After nine years of investigation, the first sentence in the case has been released. They come from the political section, one of the 146 sections the case is divided into. It had seen 21 former senior officials of the Andalusian government charged, including former presidents Manuel Chaves and José Antonio Griñán. Both were today convicted, with Griñán sentenced to six years in prison and Chaves banned from holding public office for nine years. The sentence runs to 1,700 pages, three times as many as the sentence in the Catalan independence trial.
José Antonio Griñán, president of Andalusia 2009-2013 and president of PSOE 2012-2014, has been found guilty of misconduct in public office and misuse of public funds. He has been sentenced to six years and two days in prison and banned from holding public office for 15 years and two days. Manuel Chaves, meanwhile, president of Andalusia 1990-2009 and president of PSOE 2000-2012, was found guilty of misconduct in public office. He has been banned from holding public office for nine years.
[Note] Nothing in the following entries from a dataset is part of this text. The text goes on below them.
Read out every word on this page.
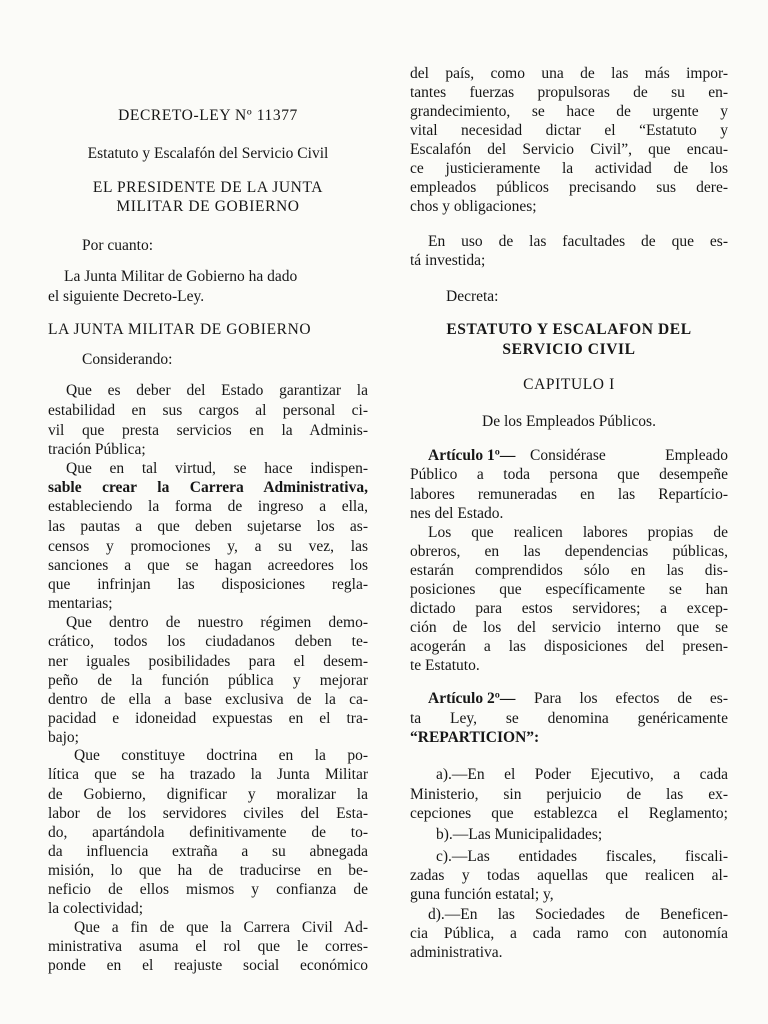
DECRETO-LEY Nº 11377
Estatuto y Escalafón del Servicio Civil
EL PRESIDENTE DE LA JUNTA
MILITAR DE GOBIERNO
Por cuanto:
La Junta Militar de Gobierno ha dado
el siguiente Decreto-Ley.
LA JUNTA MILITAR DE GOBIERNO
Considerando:
Que es deber del Estado garantizar la
estabilidad en sus cargos al personal ci-
vil que presta servicios en la Adminis-
tración Pública;
Que en tal virtud, se hace indispen-
sable crear la Carrera Administrativa,
estableciendo la forma de ingreso a ella,
las pautas a que deben sujetarse los as-
censos y promociones y, a su vez, las
sanciones a que se hagan acreedores los
que infrinjan las disposiciones regla-
mentarias;
Que dentro de nuestro régimen demo-
crático, todos los ciudadanos deben te-
ner iguales posibilidades para el desem-
peño de la función pública y mejorar
dentro de ella a base exclusiva de la ca-
pacidad e idoneidad expuestas en el tra-
bajo;
Que constituye doctrina en la po-
lítica que se ha trazado la Junta Militar
de Gobierno, dignificar y moralizar la
labor de los servidores civiles del Esta-
do, apartándola definitivamente de to-
da influencia extraña a su abnegada
misión, lo que ha de traducirse en be-
neficio de ellos mismos y confianza de
la colectividad;
Que a fin de que la Carrera Civil Ad-
ministrativa asuma el rol que le corres-
ponde en el reajuste social económico
del país, como una de las más impor-
tantes fuerzas propulsoras de su en-
grandecimiento, se hace de urgente y
vital necesidad dictar el “Estatuto y
Escalafón del Servicio Civil”, que encau-
ce justicieramente la actividad de los
empleados públicos precisando sus dere-
chos y obligaciones;
En uso de las facultades de que es-
tá investida;
Decreta:
ESTATUTO Y ESCALAFON DEL
SERVICIO CIVIL
CAPITULO I
De los Empleados Públicos.
Artículo 1º— Considérase Empleado
Público a toda persona que desempeñe
labores remuneradas en las Repartício-
nes del Estado.
Los que realicen labores propias de
obreros, en las dependencias públicas,
estarán comprendidos sólo en las dis-
posiciones que específicamente se han
dictado para estos servidores; a excep-
ción de los del servicio interno que se
acogerán a las disposiciones del presen-
te Estatuto.
Artículo 2º— Para los efectos de es-
ta Ley, se denomina genéricamente
“REPARTICION”:
a).—En el Poder Ejecutivo, a cada
Ministerio, sin perjuicio de las ex-
cepciones que establezca el Reglamento;
b).—Las Municipalidades;
c).—Las entidades fiscales, fiscali-
zadas y todas aquellas que realicen al-
guna función estatal; y,
d).—En las Sociedades de Beneficen-
cia Pública, a cada ramo con autonomía
administrativa.
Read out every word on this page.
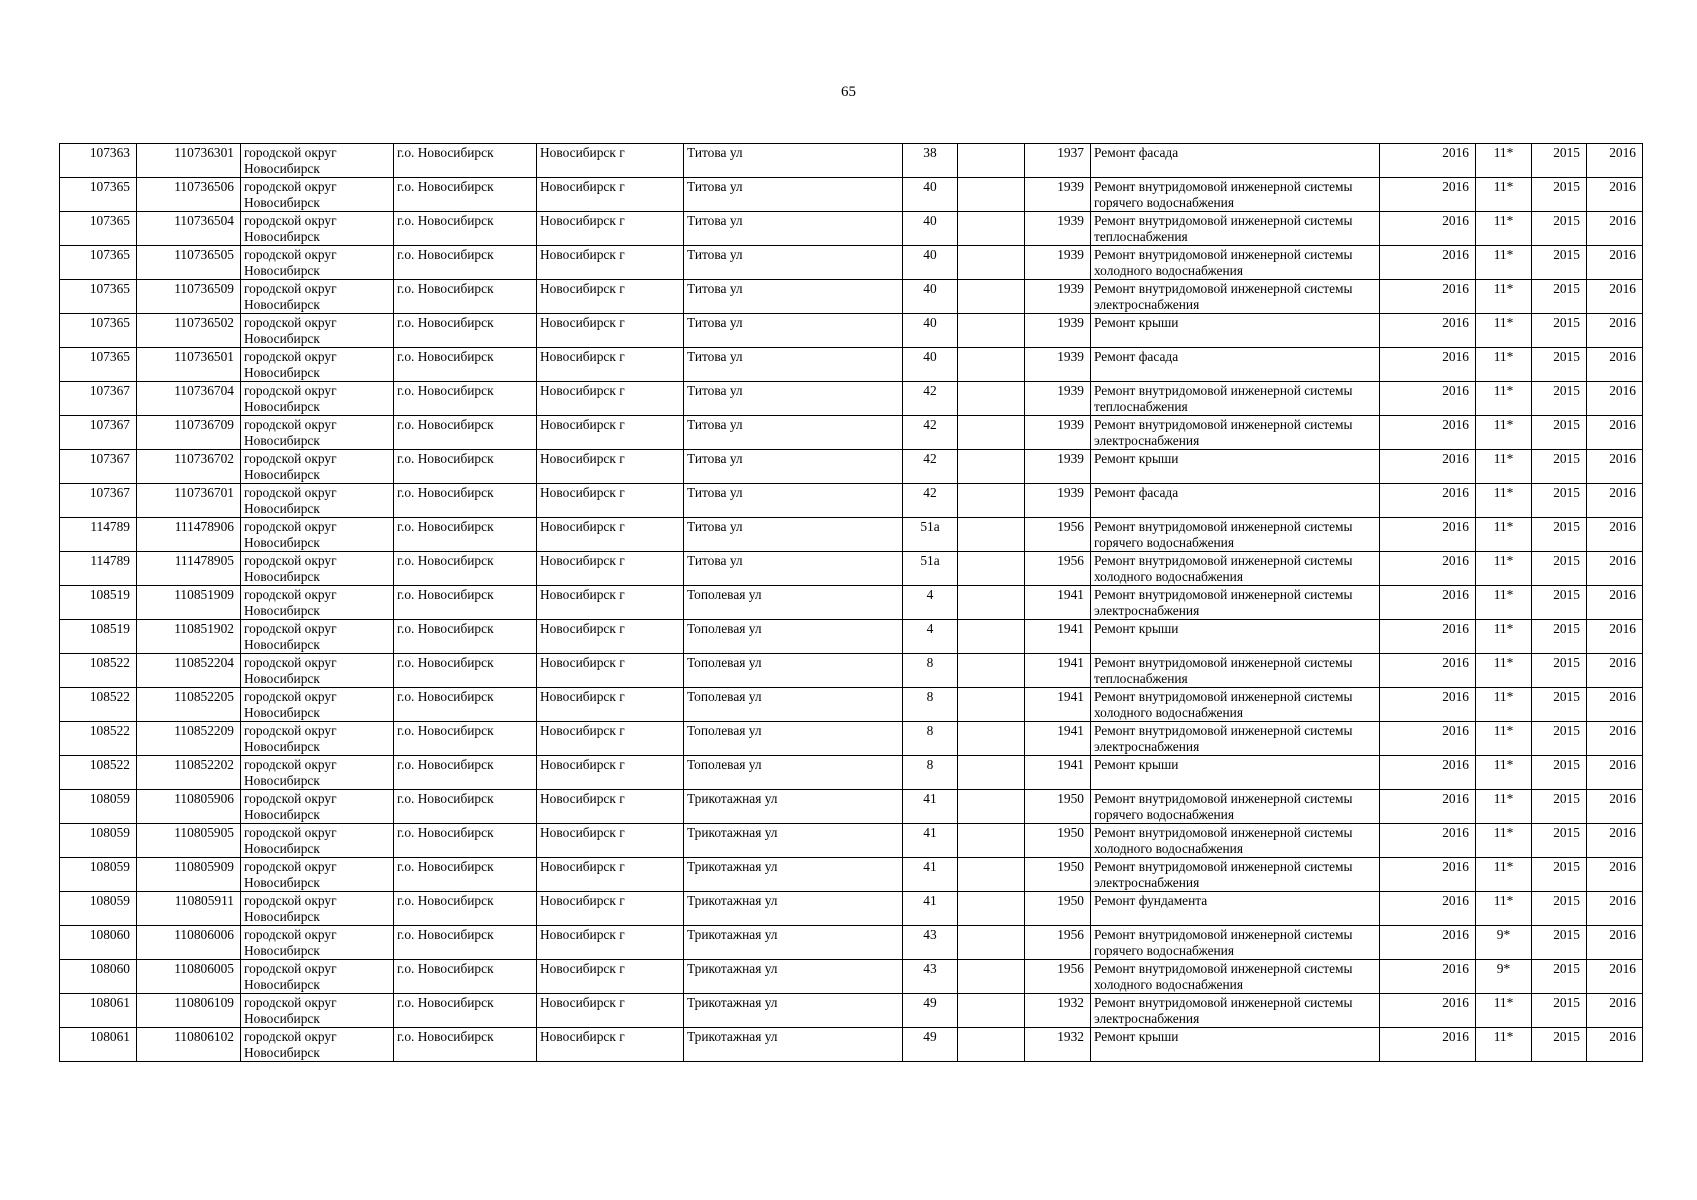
65
107363	110736301	городской округ Новосибирск	г.о. Новосибирск	Новосибирск г	Титова ул	38		1937	Ремонт фасада	2016	11*	2015	2016
107365	110736506	городской округ Новосибирск	г.о. Новосибирск	Новосибирск г	Титова ул	40		1939	Ремонт внутридомовой инженерной системы горячего водоснабжения	2016	11*	2015	2016
107365	110736504	городской округ Новосибирск	г.о. Новосибирск	Новосибирск г	Титова ул	40		1939	Ремонт внутридомовой инженерной системы теплоснабжения	2016	11*	2015	2016
107365	110736505	городской округ Новосибирск	г.о. Новосибирск	Новосибирск г	Титова ул	40		1939	Ремонт внутридомовой инженерной системы холодного водоснабжения	2016	11*	2015	2016
107365	110736509	городской округ Новосибирск	г.о. Новосибирск	Новосибирск г	Титова ул	40		1939	Ремонт внутридомовой инженерной системы электроснабжения	2016	11*	2015	2016
107365	110736502	городской округ Новосибирск	г.о. Новосибирск	Новосибирск г	Титова ул	40		1939	Ремонт крыши	2016	11*	2015	2016
107365	110736501	городской округ Новосибирск	г.о. Новосибирск	Новосибирск г	Титова ул	40		1939	Ремонт фасада	2016	11*	2015	2016
107367	110736704	городской округ Новосибирск	г.о. Новосибирск	Новосибирск г	Титова ул	42		1939	Ремонт внутридомовой инженерной системы теплоснабжения	2016	11*	2015	2016
107367	110736709	городской округ Новосибирск	г.о. Новосибирск	Новосибирск г	Титова ул	42		1939	Ремонт внутридомовой инженерной системы электроснабжения	2016	11*	2015	2016
107367	110736702	городской округ Новосибирск	г.о. Новосибирск	Новосибирск г	Титова ул	42		1939	Ремонт крыши	2016	11*	2015	2016
107367	110736701	городской округ Новосибирск	г.о. Новосибирск	Новосибирск г	Титова ул	42		1939	Ремонт фасада	2016	11*	2015	2016
114789	111478906	городской округ Новосибирск	г.о. Новосибирск	Новосибирск г	Титова ул	51а		1956	Ремонт внутридомовой инженерной системы горячего водоснабжения	2016	11*	2015	2016
114789	111478905	городской округ Новосибирск	г.о. Новосибирск	Новосибирск г	Титова ул	51а		1956	Ремонт внутридомовой инженерной системы холодного водоснабжения	2016	11*	2015	2016
108519	110851909	городской округ Новосибирск	г.о. Новосибирск	Новосибирск г	Тополевая ул	4		1941	Ремонт внутридомовой инженерной системы электроснабжения	2016	11*	2015	2016
108519	110851902	городской округ Новосибирск	г.о. Новосибирск	Новосибирск г	Тополевая ул	4		1941	Ремонт крыши	2016	11*	2015	2016
108522	110852204	городской округ Новосибирск	г.о. Новосибирск	Новосибирск г	Тополевая ул	8		1941	Ремонт внутридомовой инженерной системы теплоснабжения	2016	11*	2015	2016
108522	110852205	городской округ Новосибирск	г.о. Новосибирск	Новосибирск г	Тополевая ул	8		1941	Ремонт внутридомовой инженерной системы холодного водоснабжения	2016	11*	2015	2016
108522	110852209	городской округ Новосибирск	г.о. Новосибирск	Новосибирск г	Тополевая ул	8		1941	Ремонт внутридомовой инженерной системы электроснабжения	2016	11*	2015	2016
108522	110852202	городской округ Новосибирск	г.о. Новосибирск	Новосибирск г	Тополевая ул	8		1941	Ремонт крыши	2016	11*	2015	2016
108059	110805906	городской округ Новосибирск	г.о. Новосибирск	Новосибирск г	Трикотажная ул	41		1950	Ремонт внутридомовой инженерной системы горячего водоснабжения	2016	11*	2015	2016
108059	110805905	городской округ Новосибирск	г.о. Новосибирск	Новосибирск г	Трикотажная ул	41		1950	Ремонт внутридомовой инженерной системы холодного водоснабжения	2016	11*	2015	2016
108059	110805909	городской округ Новосибирск	г.о. Новосибирск	Новосибирск г	Трикотажная ул	41		1950	Ремонт внутридомовой инженерной системы электроснабжения	2016	11*	2015	2016
108059	110805911	городской округ Новосибирск	г.о. Новосибирск	Новосибирск г	Трикотажная ул	41		1950	Ремонт фундамента	2016	11*	2015	2016
108060	110806006	городской округ Новосибирск	г.о. Новосибирск	Новосибирск г	Трикотажная ул	43		1956	Ремонт внутридомовой инженерной системы горячего водоснабжения	2016	9*	2015	2016
108060	110806005	городской округ Новосибирск	г.о. Новосибирск	Новосибирск г	Трикотажная ул	43		1956	Ремонт внутридомовой инженерной системы холодного водоснабжения	2016	9*	2015	2016
108061	110806109	городской округ Новосибирск	г.о. Новосибирск	Новосибирск г	Трикотажная ул	49		1932	Ремонт внутридомовой инженерной системы электроснабжения	2016	11*	2015	2016
108061	110806102	городской округ Новосибирск	г.о. Новосибирск	Новосибирск г	Трикотажная ул	49		1932	Ремонт крыши	2016	11*	2015	2016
Former Andalusian ministers Antonio Fernández, Francisco Vallejo, José Antonio Viera, Carmen Martínez Aguayo, Agustín Barberá and former deputy minister Jesús María Rodríguez have been sentenced to between six and eight years in prison each. Gaspar Zarrías and Magdalena Álvarez, also former ministers, have been banned from holding public office for nine years.
The sentences, from the Seville Audience, can be appealed to the Supreme Court in Madrid. Defence counsel have already announced they will do so. As such, none of the politicians will enter custody for the moment. Two of those charged have been acquitted: former comptroller general of the Andalusian government Manuel Gómez and former head of the Andalusian government's legal office Francisco del Río.
When it comes to the two former presidents, the judges find that although they didn't personally benefit from the scheme, they were aware of it. For his part, Chaves knew of and allowed the actions to go ahead. As for Griñán, he's found to have done nothing to stop it, even being aware of warnings from the Andalusian comptroller general's office. "The accused was fully conscious of the clear illegality of the actions in which he participated, related in the proven facts," the Audience writes in both instances.
According to the judge, the fraud was worth as much as €680 million (£580 million; $750 million). They describe the ERE system as "totally opaque" and as having ignored the checks established by the comptroller general's office. The trial saw stories of the spending of public funds on cocaine and prostitutes, phantom companies and a network of hundreds of businesses, advisers, lawyers and employers involved.
The judges write that "the political need to give a quick response to the great social-labour conflicts led those in charge at the Andalusian government to establish an agile system, although that agility was achieved by eliminating the legally established control mechanisms."
Both Chaves and Griñán, who had been presidents of Andalusia for 23 years between them, stepped down from their respective seats in the Madrid Congress and Senate and left PSOE in 2015, after being charged.
The release of the sentences today comes almost a year after the trial ended last December. That trial had lasted some 152 sessions. As many as 507 people are charged in total in a case running to 14,276 folios divided into 38 main volumes and seven volumes of annexes.